In the past the machines have been Karcher as I have a Patio Cleaning head from Aldi that fits my Karcher. Normaly 3 year guarantee so well worth having a go because you either change it or get your money back if it fails within the guarantee.


----------



## Supermega (Nov 10, 2008)

So all my karcher bits should fit this PW then?


----------



## Shinyvec (Feb 12, 2010)

If they are still rebadged Karcher then yes. Might be worth having a look first to see


----------



## Supermega (Nov 10, 2008)

Will have a look tomorrow and let you guys know


----------



## Supermega (Nov 10, 2008)

Unfortunately it doesn't fit the standard karcher fit. It's also pretty small too.


----------



## Bill58 (Jul 5, 2010)

I bought my dad one two years ago and it is still working well.
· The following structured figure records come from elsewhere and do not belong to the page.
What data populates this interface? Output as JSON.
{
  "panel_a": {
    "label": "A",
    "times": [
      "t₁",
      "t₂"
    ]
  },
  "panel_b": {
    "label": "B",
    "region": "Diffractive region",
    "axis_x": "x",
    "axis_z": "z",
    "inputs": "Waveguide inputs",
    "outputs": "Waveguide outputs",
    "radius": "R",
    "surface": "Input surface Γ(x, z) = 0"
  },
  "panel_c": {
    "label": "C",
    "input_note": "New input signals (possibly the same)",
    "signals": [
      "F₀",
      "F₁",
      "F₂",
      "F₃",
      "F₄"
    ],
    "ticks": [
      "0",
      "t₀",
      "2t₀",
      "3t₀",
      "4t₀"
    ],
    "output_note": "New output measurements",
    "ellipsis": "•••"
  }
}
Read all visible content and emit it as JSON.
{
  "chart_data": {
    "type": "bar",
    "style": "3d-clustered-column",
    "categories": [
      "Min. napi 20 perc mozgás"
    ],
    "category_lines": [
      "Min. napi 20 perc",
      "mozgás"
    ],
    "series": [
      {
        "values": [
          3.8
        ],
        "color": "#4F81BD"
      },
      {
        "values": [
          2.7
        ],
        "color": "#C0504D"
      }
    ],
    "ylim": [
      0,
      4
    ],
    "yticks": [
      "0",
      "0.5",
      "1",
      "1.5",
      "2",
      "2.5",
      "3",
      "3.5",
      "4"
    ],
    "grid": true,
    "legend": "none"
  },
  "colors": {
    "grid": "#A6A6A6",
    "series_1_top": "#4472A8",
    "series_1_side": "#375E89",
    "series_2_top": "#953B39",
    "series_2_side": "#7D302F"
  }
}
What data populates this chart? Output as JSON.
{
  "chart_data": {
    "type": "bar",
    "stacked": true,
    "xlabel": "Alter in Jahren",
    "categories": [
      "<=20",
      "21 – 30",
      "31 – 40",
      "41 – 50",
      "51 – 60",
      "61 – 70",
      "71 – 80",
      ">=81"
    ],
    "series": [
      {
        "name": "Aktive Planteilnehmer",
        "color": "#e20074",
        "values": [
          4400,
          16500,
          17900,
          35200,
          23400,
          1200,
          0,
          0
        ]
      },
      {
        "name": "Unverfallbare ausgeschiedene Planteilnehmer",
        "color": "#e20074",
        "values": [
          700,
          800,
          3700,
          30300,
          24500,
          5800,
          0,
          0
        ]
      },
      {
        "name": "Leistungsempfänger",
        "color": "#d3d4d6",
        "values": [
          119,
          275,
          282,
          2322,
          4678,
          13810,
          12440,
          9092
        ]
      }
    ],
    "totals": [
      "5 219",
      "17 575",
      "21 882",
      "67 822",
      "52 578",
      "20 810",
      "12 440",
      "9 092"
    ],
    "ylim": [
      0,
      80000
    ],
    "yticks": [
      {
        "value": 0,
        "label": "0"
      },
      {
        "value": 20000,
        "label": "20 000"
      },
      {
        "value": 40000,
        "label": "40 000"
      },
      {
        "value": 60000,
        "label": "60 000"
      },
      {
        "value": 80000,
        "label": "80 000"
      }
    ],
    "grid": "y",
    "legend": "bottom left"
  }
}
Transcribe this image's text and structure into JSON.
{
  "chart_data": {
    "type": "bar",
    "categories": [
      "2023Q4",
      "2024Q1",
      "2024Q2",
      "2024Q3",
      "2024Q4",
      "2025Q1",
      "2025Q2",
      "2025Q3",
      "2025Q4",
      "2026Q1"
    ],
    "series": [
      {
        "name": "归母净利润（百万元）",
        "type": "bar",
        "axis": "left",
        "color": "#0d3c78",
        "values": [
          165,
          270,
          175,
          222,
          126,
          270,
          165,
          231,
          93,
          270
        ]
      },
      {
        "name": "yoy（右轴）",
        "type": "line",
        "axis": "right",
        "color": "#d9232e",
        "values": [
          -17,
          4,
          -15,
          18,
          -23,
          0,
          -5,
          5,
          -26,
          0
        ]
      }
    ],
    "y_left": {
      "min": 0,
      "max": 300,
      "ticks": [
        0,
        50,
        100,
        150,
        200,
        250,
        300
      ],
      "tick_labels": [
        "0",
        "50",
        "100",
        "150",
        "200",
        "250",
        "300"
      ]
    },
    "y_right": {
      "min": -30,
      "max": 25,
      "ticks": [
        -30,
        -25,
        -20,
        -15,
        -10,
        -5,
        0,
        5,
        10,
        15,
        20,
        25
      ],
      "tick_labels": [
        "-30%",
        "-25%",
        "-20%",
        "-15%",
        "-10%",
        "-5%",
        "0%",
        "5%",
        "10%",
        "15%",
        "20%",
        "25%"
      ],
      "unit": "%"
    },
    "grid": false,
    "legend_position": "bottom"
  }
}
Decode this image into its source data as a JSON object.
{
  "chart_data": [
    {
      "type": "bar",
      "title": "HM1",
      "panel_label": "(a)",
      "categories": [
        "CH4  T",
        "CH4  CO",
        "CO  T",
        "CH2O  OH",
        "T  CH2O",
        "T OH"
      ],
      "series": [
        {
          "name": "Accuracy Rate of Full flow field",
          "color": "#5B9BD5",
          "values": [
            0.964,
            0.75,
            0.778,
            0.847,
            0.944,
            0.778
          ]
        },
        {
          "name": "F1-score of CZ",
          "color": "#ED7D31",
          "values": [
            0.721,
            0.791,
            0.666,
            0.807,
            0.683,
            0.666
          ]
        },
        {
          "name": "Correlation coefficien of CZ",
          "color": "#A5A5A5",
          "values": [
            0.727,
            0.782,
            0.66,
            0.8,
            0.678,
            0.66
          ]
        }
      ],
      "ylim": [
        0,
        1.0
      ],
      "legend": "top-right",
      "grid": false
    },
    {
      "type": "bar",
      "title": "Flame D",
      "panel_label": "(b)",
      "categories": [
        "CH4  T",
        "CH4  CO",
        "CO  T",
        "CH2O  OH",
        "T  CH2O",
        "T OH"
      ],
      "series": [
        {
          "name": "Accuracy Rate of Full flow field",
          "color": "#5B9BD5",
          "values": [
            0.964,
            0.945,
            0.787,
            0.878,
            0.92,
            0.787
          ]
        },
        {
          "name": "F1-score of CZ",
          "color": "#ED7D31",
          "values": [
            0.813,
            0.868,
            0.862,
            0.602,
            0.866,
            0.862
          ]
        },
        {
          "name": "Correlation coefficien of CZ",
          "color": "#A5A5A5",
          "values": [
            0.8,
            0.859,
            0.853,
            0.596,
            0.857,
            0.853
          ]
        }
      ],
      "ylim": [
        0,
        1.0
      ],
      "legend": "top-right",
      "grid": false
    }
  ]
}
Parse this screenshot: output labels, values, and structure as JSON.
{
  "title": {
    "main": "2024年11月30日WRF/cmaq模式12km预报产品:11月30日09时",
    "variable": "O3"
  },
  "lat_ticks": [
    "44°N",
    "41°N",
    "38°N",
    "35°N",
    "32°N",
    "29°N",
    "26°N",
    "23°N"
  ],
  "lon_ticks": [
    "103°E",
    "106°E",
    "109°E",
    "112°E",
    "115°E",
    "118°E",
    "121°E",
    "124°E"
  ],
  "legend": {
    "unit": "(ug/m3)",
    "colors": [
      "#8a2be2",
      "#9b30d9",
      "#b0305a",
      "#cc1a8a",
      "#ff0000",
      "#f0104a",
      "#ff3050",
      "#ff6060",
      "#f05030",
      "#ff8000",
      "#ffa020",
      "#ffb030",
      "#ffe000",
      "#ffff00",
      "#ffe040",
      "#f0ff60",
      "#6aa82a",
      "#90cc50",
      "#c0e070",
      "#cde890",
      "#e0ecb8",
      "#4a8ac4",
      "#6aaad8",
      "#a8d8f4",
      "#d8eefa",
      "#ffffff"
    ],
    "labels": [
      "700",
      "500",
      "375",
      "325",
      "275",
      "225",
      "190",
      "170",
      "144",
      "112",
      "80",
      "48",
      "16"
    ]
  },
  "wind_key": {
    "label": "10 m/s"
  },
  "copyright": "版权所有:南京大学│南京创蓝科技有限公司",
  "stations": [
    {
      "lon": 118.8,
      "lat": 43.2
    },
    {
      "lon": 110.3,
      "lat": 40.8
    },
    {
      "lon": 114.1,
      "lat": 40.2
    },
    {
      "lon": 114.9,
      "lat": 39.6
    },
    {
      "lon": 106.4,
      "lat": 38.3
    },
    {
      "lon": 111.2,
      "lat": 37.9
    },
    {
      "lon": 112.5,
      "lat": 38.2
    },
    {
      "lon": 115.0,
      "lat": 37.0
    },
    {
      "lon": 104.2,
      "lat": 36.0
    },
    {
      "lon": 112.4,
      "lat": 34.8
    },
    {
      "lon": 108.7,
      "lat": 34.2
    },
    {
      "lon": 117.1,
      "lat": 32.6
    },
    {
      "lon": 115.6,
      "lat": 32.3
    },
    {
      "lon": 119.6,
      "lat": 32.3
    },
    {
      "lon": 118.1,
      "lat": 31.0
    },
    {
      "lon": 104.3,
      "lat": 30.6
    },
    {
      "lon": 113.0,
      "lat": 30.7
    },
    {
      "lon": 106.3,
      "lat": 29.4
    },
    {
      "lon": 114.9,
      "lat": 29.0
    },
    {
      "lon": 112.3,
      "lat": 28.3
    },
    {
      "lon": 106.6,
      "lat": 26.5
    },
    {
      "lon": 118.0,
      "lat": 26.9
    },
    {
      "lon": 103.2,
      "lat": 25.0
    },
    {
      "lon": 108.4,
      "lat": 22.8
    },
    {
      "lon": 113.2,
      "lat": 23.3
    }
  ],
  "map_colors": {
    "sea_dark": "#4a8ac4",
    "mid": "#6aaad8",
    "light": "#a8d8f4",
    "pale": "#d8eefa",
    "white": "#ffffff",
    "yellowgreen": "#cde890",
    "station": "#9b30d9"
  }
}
Like already said above the Karcher attatchments don't fit.


----------



## Subc (May 30, 2008)

I have had a load of pressure washers over the years from most major brands, bought a Lidl one last year similar to ALDI, worked a treat and packed in after 11 months returned to store full refund no questions asked.
I like Nilfisk and have a Centenial (Argos) and cannot fault it and great accesories and 2 year warranty.
Pressure Washers are a minefield the First Nilfisk lasted a whole 5 minutes and had to be replaced.
If it was me I would go straight for a Nilfisk Centennial 120 bar better put together hose / lance accessories in my opinion


----------



## craigblues (Jul 24, 2011)

You get what you pay for but the Lidl an Aldi 3yr warranties are second to none, no-questions asked usually. Just make sure you keep the receipt.


----------



## Supermega (Nov 10, 2008)

Just made a quick mod to an old karcher extender, fits the new lance a treat!










Will try it later on


----------



## Supermega (Nov 10, 2008)

Quick test in the garage, works a treat. All my karcher bits work with my modded adapter. First impressions suggest it has more power than my ageing k5.55. Will test it properly this Sunday.


----------